Die 68er ziehen wieder in die WG

von Wolfgang Weissgerber

Wolfgang Weissgerber

Die alten 68er stehen nun am Anfang des Rentenalters oder sind schon mittendrin. Was ist geblieben von ihrem Aufbegehren gegen den Muff von 1000 Jahren? Flower-Power und freie Liebe oder die Erinnerung an die „Bleierne Zeit“ nach dem irren Versuch der Terroristen von RAF und „Bewegung 2. Juni“, eine Revolution anzuzetteln? Haben die 68er das Denken verändert, die Gesellschaft umgekrempelt? War ihr Marsch durch die Institutionen erfolgreich oder sind sie gescheitert? Es ist von allem wohl ein bisschen.

Eine nachhaltige Errungenschaft jener Zeit ist die Wohngemeinschaft, kurz WG genannt. Sie war Folge und Voraussetzung einer sich wandelnden Sexualmoral zugleich. Bis dahin war es in Deutschland nur schwer möglich, dass Menschen beiderlei Geschlechts eine gemeinsame Wohnung bezogen, ohne miteinander verheiratet zu sein. Bis 1927 war es faktisch ausgeschlossen, und noch bis 1970 galt Kuppelei als Straftatbestand. Der möblierte Herr zur Untermiete bei einer alleinstehenden Dame oder das Bratkartoffelverhältnis waren ein nur mühsam tolerierter Etikettenschwindel. Aber eine Wohnung zu mehreren? Ausgeschlossen!

Dann kam die Kommune 1. Was die Kommunarden um Rainer Langhans und andere damit in den Berliner Wohnungen der Schriftsteller Hans-Magnus Enzensberger und Uwe Johnson bezweckten, hat die Zeit nicht überdauert. Sie wollten die Kleinfamilie als angebliche Keimzelle des Faschismus überwinden und Frau und Mann gleiche Entwicklungschancen im Zusammenleben eröffnen.

Die sexuelle Revolution, die das Ende der herkömmlichen Ehe einläuten sollte, ging jedoch zulasten der Frauen, die sich – auch dank der neuen Anti-Baby-Pille – häufig als Sexualobjekte fühlten. Die Frauenbewegung der 1970er Jahre ist insofern auch ein Kind der 68er, indem sie die Allmachtsfantasien der sexuellen Revolutionäre entlarvte und zurechtstutzte.

Geblieben ist die WG. Sie ist heute eine in der Gesellschaft anerkannte Lebensform.
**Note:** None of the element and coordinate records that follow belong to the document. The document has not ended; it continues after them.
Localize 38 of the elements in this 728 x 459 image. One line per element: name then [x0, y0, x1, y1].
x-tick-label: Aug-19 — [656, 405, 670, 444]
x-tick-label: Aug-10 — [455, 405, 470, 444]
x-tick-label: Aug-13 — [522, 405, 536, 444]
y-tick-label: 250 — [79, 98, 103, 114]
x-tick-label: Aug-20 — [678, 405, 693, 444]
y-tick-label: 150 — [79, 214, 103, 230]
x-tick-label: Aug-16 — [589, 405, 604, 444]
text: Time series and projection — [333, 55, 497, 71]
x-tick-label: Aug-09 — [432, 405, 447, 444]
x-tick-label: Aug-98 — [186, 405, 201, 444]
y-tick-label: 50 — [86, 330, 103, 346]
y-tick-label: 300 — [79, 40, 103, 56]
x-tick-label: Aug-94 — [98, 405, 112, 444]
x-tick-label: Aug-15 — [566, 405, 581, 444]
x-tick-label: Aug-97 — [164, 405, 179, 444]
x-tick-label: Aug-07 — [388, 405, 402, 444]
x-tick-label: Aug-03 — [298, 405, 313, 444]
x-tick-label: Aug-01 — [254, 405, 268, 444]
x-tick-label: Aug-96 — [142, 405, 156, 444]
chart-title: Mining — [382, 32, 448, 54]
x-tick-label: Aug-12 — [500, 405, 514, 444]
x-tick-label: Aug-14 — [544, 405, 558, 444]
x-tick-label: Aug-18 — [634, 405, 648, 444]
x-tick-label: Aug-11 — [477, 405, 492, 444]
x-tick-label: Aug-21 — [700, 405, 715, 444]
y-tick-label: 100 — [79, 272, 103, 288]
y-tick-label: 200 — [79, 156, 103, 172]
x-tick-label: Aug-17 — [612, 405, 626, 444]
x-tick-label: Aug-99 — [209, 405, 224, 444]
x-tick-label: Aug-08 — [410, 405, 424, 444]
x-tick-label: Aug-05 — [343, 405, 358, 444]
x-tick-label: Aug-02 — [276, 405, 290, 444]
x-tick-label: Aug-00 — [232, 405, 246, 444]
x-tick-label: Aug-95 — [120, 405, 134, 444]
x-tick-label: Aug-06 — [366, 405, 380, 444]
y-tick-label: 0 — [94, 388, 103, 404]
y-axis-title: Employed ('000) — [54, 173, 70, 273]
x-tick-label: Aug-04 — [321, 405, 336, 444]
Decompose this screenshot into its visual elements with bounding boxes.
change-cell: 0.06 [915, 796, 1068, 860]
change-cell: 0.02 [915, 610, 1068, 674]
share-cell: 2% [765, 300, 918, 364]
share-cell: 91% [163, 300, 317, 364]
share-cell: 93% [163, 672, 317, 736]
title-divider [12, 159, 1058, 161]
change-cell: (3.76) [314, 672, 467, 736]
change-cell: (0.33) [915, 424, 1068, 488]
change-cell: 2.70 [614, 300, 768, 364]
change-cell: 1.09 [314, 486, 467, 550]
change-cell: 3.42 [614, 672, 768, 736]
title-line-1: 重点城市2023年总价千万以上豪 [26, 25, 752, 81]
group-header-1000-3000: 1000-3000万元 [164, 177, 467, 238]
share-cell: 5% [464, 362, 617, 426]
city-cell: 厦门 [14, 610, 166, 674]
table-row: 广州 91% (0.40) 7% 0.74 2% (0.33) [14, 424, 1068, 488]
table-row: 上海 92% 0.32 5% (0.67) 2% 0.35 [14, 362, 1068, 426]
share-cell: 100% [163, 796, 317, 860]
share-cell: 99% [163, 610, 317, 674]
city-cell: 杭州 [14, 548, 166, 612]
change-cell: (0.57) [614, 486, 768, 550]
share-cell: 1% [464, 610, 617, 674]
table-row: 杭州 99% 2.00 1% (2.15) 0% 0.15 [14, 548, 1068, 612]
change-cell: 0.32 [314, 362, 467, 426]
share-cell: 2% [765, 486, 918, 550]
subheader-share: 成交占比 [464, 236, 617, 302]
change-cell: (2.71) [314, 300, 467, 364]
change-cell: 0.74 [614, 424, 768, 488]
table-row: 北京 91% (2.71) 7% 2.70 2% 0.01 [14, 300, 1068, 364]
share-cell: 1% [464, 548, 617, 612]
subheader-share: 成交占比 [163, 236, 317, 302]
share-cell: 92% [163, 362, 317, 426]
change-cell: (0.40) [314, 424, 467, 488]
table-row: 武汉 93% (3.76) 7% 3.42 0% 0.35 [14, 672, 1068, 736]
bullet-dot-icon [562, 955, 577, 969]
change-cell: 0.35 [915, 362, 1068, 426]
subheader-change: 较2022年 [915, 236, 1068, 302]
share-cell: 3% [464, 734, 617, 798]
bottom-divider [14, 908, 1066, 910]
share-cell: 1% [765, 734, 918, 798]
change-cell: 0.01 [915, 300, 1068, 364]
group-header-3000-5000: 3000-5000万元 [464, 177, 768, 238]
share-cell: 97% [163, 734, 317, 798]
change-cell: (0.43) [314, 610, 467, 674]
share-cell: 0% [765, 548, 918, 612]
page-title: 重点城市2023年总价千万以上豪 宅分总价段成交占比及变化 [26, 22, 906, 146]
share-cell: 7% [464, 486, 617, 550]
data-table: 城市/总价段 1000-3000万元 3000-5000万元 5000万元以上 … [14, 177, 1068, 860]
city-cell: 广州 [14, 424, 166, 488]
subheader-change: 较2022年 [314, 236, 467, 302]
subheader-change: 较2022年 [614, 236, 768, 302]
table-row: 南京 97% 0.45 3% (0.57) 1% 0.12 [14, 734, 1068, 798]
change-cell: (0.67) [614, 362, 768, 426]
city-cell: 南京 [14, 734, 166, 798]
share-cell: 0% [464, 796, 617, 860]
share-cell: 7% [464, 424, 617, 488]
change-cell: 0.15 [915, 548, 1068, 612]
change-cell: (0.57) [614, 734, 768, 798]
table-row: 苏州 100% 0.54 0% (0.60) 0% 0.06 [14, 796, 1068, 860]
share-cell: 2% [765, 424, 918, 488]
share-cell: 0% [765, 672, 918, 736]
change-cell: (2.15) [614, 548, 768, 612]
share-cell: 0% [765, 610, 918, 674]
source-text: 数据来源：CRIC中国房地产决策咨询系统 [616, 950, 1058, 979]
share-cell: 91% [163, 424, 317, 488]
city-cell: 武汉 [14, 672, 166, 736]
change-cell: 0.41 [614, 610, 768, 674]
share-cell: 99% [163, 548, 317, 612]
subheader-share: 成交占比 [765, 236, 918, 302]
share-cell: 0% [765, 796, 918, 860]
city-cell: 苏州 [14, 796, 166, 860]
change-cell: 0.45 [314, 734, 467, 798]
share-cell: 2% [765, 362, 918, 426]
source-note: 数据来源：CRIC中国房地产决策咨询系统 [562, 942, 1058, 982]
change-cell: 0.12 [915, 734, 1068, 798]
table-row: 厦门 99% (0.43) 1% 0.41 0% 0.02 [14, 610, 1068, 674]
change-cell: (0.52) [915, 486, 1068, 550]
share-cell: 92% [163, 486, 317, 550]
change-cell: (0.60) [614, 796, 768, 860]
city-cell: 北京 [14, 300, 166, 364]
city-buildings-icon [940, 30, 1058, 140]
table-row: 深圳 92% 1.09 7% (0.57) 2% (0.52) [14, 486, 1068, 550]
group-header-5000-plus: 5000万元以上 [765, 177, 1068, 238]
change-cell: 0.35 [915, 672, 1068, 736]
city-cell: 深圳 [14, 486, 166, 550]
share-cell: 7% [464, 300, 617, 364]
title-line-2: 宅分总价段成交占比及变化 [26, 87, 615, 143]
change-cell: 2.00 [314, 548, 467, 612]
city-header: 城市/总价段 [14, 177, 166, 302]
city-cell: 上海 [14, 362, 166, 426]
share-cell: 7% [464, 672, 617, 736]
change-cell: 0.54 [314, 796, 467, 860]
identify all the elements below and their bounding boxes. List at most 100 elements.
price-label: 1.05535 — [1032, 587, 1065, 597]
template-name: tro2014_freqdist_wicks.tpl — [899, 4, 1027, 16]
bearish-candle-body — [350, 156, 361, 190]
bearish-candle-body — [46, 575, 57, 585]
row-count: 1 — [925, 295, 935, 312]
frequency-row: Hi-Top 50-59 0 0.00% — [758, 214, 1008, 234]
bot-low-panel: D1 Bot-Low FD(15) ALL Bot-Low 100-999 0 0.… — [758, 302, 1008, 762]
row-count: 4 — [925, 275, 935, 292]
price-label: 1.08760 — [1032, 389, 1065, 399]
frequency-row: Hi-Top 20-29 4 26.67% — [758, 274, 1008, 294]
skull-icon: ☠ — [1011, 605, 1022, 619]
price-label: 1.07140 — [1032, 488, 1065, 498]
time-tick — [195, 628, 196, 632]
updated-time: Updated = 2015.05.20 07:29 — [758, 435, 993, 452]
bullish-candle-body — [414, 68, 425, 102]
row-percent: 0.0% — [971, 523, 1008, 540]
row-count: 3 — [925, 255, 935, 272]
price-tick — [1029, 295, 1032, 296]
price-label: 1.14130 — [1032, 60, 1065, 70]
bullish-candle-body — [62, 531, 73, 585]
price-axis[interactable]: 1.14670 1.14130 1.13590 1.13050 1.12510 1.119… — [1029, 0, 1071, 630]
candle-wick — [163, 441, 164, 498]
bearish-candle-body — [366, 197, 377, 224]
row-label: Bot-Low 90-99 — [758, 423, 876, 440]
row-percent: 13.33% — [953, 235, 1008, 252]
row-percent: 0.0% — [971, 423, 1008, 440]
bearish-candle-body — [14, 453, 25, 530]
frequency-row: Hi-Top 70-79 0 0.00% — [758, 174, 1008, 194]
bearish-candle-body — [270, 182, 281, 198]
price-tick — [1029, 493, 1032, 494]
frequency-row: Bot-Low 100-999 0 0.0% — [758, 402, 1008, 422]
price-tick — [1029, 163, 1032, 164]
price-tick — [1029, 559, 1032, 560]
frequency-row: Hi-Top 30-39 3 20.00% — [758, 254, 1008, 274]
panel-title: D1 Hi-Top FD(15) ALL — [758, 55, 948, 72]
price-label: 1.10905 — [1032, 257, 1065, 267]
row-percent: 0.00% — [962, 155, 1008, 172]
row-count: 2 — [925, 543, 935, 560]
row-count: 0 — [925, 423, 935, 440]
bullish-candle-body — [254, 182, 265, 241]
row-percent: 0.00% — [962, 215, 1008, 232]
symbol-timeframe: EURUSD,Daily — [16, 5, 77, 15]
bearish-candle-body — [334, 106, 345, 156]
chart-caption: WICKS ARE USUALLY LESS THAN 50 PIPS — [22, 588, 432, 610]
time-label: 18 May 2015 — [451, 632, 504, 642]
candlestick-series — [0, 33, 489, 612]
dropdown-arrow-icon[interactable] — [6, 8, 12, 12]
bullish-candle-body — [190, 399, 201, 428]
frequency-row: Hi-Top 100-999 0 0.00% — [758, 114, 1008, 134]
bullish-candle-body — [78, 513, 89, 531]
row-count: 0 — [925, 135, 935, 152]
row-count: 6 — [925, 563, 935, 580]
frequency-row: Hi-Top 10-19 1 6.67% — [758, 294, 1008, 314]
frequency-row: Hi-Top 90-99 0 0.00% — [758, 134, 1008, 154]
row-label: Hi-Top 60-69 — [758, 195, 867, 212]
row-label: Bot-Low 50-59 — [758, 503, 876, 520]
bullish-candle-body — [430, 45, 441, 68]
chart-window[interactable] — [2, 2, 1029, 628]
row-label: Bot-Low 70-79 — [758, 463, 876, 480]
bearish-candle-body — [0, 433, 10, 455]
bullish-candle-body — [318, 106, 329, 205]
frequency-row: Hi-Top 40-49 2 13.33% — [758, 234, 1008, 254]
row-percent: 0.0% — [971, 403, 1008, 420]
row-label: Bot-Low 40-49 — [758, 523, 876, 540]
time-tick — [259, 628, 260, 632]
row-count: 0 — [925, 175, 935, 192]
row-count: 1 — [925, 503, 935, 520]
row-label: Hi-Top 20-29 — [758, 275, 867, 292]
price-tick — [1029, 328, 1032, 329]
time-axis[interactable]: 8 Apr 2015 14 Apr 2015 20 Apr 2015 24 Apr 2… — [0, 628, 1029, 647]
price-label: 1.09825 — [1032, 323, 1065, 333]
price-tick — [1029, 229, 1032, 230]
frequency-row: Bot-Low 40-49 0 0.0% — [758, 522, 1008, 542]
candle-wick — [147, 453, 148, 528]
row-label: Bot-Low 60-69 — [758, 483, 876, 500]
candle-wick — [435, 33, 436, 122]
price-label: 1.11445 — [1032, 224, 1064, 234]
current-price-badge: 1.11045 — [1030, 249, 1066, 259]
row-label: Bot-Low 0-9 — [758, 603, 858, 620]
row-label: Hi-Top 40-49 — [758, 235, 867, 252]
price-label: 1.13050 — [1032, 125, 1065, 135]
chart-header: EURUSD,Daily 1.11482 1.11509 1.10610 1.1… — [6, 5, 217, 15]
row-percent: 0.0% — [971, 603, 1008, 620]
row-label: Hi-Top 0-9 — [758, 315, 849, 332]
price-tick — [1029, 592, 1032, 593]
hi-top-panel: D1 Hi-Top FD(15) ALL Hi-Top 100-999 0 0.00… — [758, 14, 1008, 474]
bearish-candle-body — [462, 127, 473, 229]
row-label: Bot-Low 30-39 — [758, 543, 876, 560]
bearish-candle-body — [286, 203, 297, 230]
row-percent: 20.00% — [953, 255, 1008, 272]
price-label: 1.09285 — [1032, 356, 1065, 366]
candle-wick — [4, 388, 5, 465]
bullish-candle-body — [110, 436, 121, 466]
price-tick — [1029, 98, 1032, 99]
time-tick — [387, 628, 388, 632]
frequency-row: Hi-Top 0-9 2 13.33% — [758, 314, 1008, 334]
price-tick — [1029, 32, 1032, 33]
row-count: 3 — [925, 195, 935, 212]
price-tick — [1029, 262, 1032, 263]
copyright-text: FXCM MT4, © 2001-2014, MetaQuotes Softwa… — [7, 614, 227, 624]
Im Studium ist sie praktisch der Regelfall für alle, die weder im Wohnheim noch im Elternhaus Quartier nehmen. Viele alleinstehende Berufstätige schätzen die WG aus Kostengründen oder als Mittel gegen Einsamkeit. Auch im Alter finden Menschen Gefallen an dieser Lebensform. Als Angehörige der 68er Generation haben sie sie ja mit entwickelt.

Gemeinsames Wohnen unter einem Dach, gerne auch mit mehreren Generationen, bedeutet nicht automatisch den Verlust jeglicher Intimsphäre. Zwar gibt es auch klassische WGs mit gemeinsamer Küche und gemeinsamem Bad. Viel beliebter bei alten Paaren oder Einzelpersonen sind jedoch getrennte Wohnungen mit gemeinschaftlichen Begegnungsräumen. Womöglich geht es dort ein wenig gesitteter zu als in den ersten Kommunen. Im Vordergrund stehen die gegenseitige Hilfe und das gemeinschaftliche Leben anstelle von Einsamkeit.